Edward David Stuart Ogilvie | |
Birth Date: | 25 July 1814 |
Birth Place: | Tottenham |
Death Place: | Bowral |
Spouse: | Theodosia de Burgh |
Relations: | Clan Ogilvie |
Relatives: | Jessie, Lady Street (granddaughter) Dame Bridget Ogilvie (great-great-granddaughter) |
Edward David Stuart Ogilvie (25 July 1814 - 25 January 1896) was an English-born Australian politician and businessman. He served as a member of the Upper House of the New South Wales parliament. He built the renowned estate Yulgilbar.

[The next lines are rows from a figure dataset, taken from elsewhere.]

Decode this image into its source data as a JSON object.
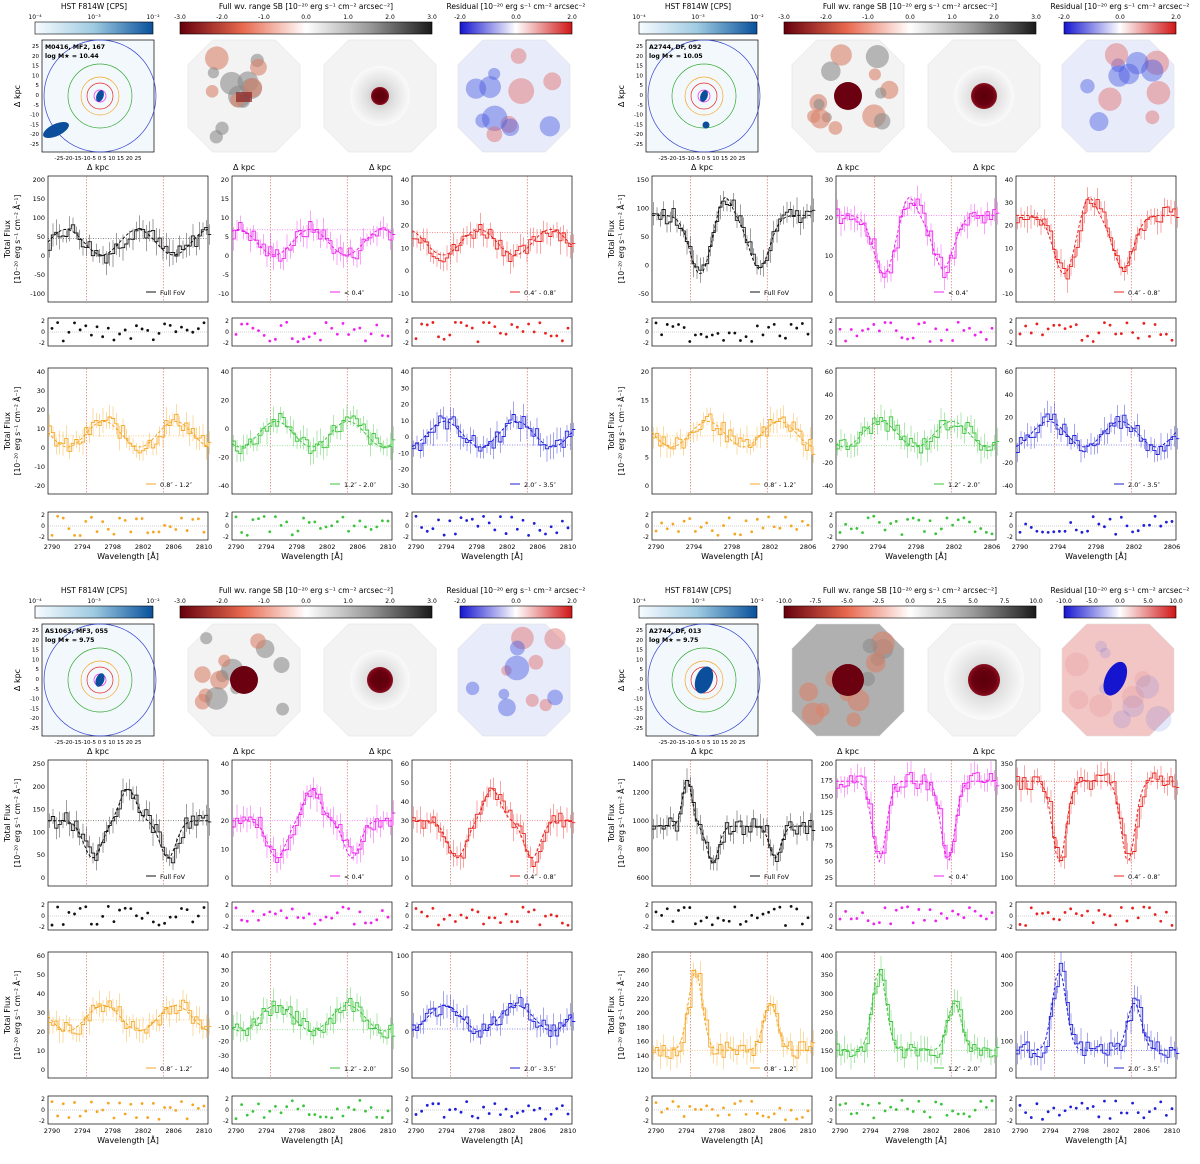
{
  "labels": {
    "hst": "HST F814W [CPS]",
    "full_sb": "Full wv. range SB [10⁻²⁰ erg s⁻¹ cm⁻² arcsec⁻²]",
    "residual": "Residual [10⁻²⁰ erg s⁻¹ cm⁻² arcsec⁻²",
    "dkpc": "Δ kpc",
    "flux_line1": "Total Flux",
    "flux_line2": "[10⁻²⁰ erg s⁻¹ cm⁻² Å⁻¹]",
    "wavelength": "Wavelength [Å]"
  },
  "hst_ticks": [
    "10⁻⁴",
    "10⁻³",
    "10⁻²"
  ],
  "kpc_ticks": [
    "25",
    "20",
    "15",
    "10",
    "5",
    "0",
    "-5",
    "-10",
    "-15",
    "-20",
    "-25"
  ],
  "kpc_xticks": "-25-20-15-10-5  0  5 10 15 20 25",
  "bins": [
    "Full FoV",
    "< 0.4″",
    "0.4″ - 0.8″",
    "0.8″ - 1.2″",
    "1.2″ - 2.0″",
    "2.0″ - 3.5″"
  ],
  "colors": {
    "full": "#111111",
    "b1": "#ee22ee",
    "b2": "#e8231f",
    "b3": "#f5a623",
    "b4": "#3cc43c",
    "b5": "#1f1fd6"
  },
  "galaxies": [
    {
      "name": "M0416, MF2, 167",
      "mass": "log M★ = 10.44",
      "sb_ticks": [
        "-3.0",
        "-2.0",
        "-1.0",
        "0.0",
        "1.0",
        "2.0",
        "3.0"
      ],
      "res_ticks": [
        "-2.0",
        "0.0",
        "2.0"
      ],
      "panels": [
        {
          "yticks": [
            "200",
            "150",
            "100",
            "50",
            "0",
            "-50",
            "-100"
          ],
          "xticks": [
            "2790",
            "2794",
            "2798",
            "2802",
            "2806",
            "2810"
          ]
        },
        {
          "yticks": [
            "20",
            "15",
            "10",
            "5",
            "0",
            "-5",
            "-10"
          ],
          "xticks": [
            "2790",
            "2794",
            "2798",
            "2802",
            "2806",
            "2810"
          ]
        },
        {
          "yticks": [
            "40",
            "30",
            "20",
            "10",
            "0",
            "-10"
          ],
          "xticks": [
            "2790",
            "2794",
            "2798",
            "2802",
            "2806",
            "2810"
          ]
        },
        {
          "yticks": [
            "40",
            "30",
            "20",
            "10",
            "0",
            "-10",
            "-20"
          ],
          "xticks": [
            "2790",
            "2794",
            "2798",
            "2802",
            "2806",
            "2810"
          ]
        },
        {
          "yticks": [
            "40",
            "20",
            "0",
            "-20",
            "-40"
          ],
          "xticks": [
            "2790",
            "2794",
            "2798",
            "2802",
            "2806",
            "2810"
          ]
        },
        {
          "yticks": [
            "40",
            "30",
            "20",
            "10",
            "0",
            "-10",
            "-20",
            "-30"
          ],
          "xticks": [
            "2790",
            "2794",
            "2798",
            "2802",
            "2806",
            "2810"
          ]
        }
      ]
    },
    {
      "name": "A2744, DF, 092",
      "mass": "log M★ = 10.05",
      "sb_ticks": [
        "-3.0",
        "-2.0",
        "-1.0",
        "0.0",
        "1.0",
        "2.0",
        "3.0"
      ],
      "res_ticks": [
        "-2.0",
        "0.0",
        "2.0"
      ],
      "panels": [
        {
          "yticks": [
            "150",
            "100",
            "50",
            "0",
            "-50"
          ],
          "xticks": [
            "2790",
            "2794",
            "2798",
            "2802",
            "2806"
          ]
        },
        {
          "yticks": [
            "30",
            "20",
            "10",
            "0"
          ],
          "xticks": [
            "2790",
            "2794",
            "2798",
            "2802",
            "2806"
          ]
        },
        {
          "yticks": [
            "40",
            "30",
            "20",
            "10",
            "0",
            "-10"
          ],
          "xticks": [
            "2790",
            "2794",
            "2798",
            "2802",
            "2806"
          ]
        },
        {
          "yticks": [
            "20",
            "15",
            "10",
            "5",
            "0"
          ],
          "xticks": [
            "2790",
            "2794",
            "2798",
            "2802",
            "2806"
          ]
        },
        {
          "yticks": [
            "60",
            "40",
            "20",
            "0",
            "-20",
            "-40"
          ],
          "xticks": [
            "2790",
            "2794",
            "2798",
            "2802",
            "2806"
          ]
        },
        {
          "yticks": [
            "60",
            "40",
            "20",
            "0",
            "-20",
            "-40"
          ],
          "xticks": [
            "2790",
            "2794",
            "2798",
            "2802",
            "2806"
          ]
        }
      ]
    },
    {
      "name": "AS1063, MF3, 055",
      "mass": "log M★ = 9.75",
      "sb_ticks": [
        "-3.0",
        "-2.0",
        "-1.0",
        "0.0",
        "1.0",
        "2.0",
        "3.0"
      ],
      "res_ticks": [
        "-2.0",
        "0.0",
        "2.0"
      ],
      "panels": [
        {
          "yticks": [
            "250",
            "200",
            "150",
            "100",
            "50",
            "0"
          ],
          "xticks": [
            "2790",
            "2794",
            "2798",
            "2802",
            "2806",
            "2810"
          ]
        },
        {
          "yticks": [
            "40",
            "30",
            "20",
            "10",
            "0"
          ],
          "xticks": [
            "2790",
            "2794",
            "2798",
            "2802",
            "2806",
            "2810"
          ]
        },
        {
          "yticks": [
            "60",
            "50",
            "40",
            "30",
            "20",
            "10",
            "0"
          ],
          "xticks": [
            "2790",
            "2794",
            "2798",
            "2802",
            "2806",
            "2810"
          ]
        },
        {
          "yticks": [
            "60",
            "50",
            "40",
            "30",
            "20",
            "10",
            "0"
          ],
          "xticks": [
            "2790",
            "2794",
            "2798",
            "2802",
            "2806",
            "2810"
          ]
        },
        {
          "yticks": [
            "40",
            "30",
            "20",
            "10",
            "0",
            "-10",
            "-20",
            "-30",
            "-40"
          ],
          "xticks": [
            "2790",
            "2794",
            "2798",
            "2802",
            "2806",
            "2810"
          ]
        },
        {
          "yticks": [
            "100",
            "50",
            "0",
            "-50"
          ],
          "xticks": [
            "2790",
            "2794",
            "2798",
            "2802",
            "2806",
            "2810"
          ]
        }
      ]
    },
    {
      "name": "A2744, DF, 013",
      "mass": "log M★ = 9.75",
      "sb_ticks": [
        "-10.0",
        "-7.5",
        "-5.0",
        "-2.5",
        "0.0",
        "2.5",
        "5.0",
        "7.5",
        "10.0"
      ],
      "res_ticks": [
        "-10.0",
        "-5.0",
        "0.0",
        "5.0",
        "10.0"
      ],
      "panels": [
        {
          "yticks": [
            "1400",
            "1200",
            "1000",
            "800",
            "600"
          ],
          "xticks": [
            "2790",
            "2794",
            "2798",
            "2802",
            "2806",
            "2810"
          ]
        },
        {
          "yticks": [
            "200",
            "175",
            "150",
            "125",
            "100",
            "75",
            "50",
            "25"
          ],
          "xticks": [
            "2790",
            "2794",
            "2798",
            "2802",
            "2806",
            "2810"
          ]
        },
        {
          "yticks": [
            "350",
            "300",
            "250",
            "200",
            "150",
            "100"
          ],
          "xticks": [
            "2790",
            "2794",
            "2798",
            "2802",
            "2806",
            "2810"
          ]
        },
        {
          "yticks": [
            "280",
            "260",
            "240",
            "220",
            "200",
            "180",
            "160",
            "140",
            "120"
          ],
          "xticks": [
            "2790",
            "2794",
            "2798",
            "2802",
            "2806",
            "2810"
          ]
        },
        {
          "yticks": [
            "400",
            "350",
            "300",
            "250",
            "200",
            "150",
            "100"
          ],
          "xticks": [
            "2790",
            "2794",
            "2798",
            "2802",
            "2806",
            "2810"
          ]
        },
        {
          "yticks": [
            "400",
            "300",
            "200",
            "100",
            "0"
          ],
          "xticks": [
            "2790",
            "2794",
            "2798",
            "2802",
            "2806",
            "2810"
          ]
        }
      ]
    }
  ]
}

He was born in Tottenham to Mary and William Ogilvie, a Royal Navy officer of Clan Ogilvie. He and his family migrated to Sydney in 1825, and Ogilvie worked for his father on stations on the Upper Hunter and Liverpool Plains, developing a property called Yulgilbar along with his brother W. K. Ogilvie and C. G. Tindal, the son of his father's Royal Navy colleague.
By 1850, Yulgilbar was approximately 777 square kilometres in territory. Ogilvie befriended the local Aboriginals, employing them where they were willing and allowing them their land rights with respect to his. He began buying the territories that would be amalgamated as Yulgilbar from 1853, eventually bequeathing it to his children. In the 1860s, Ogilvie moved from sheep to cattle.[1] Australian artist Tom Roberts described Ogilvie as "The Chief, mentally alert, a military-type in mind and physique."[2]
Ogilvie had his 10 children by Theodosia de Burgh, who he married on 2 September 1858 and who died in 1886. He married Alicia Georgiana Loftus Tottenham on 21 December 1890.[3] In 1863, he was appointed to the New South Wales Legislative Council. His seat on the council was declared vacant on 27 February 1889 because he had been absent from the council for 2 continuous sessions.[4] Ogilvie died at Fernside near Bowral in 1896.[5]
His granddaughter Jessie, Lady Street was a prominent human rights activist who married into the Street dynasty.[6] His great-great-granddaughter is Dame Bridget Ogilvie,, (born 24 March 1938), a prominent Australian scientist.[7]
His renowned estate Yulgilbar remained in his family until the 1920s when it was sold by his daughter and son-in-law. In 1949, it was acquired by Samuel Hordern and was passed by descent to his daughter Sarah Myer on his death is 1961.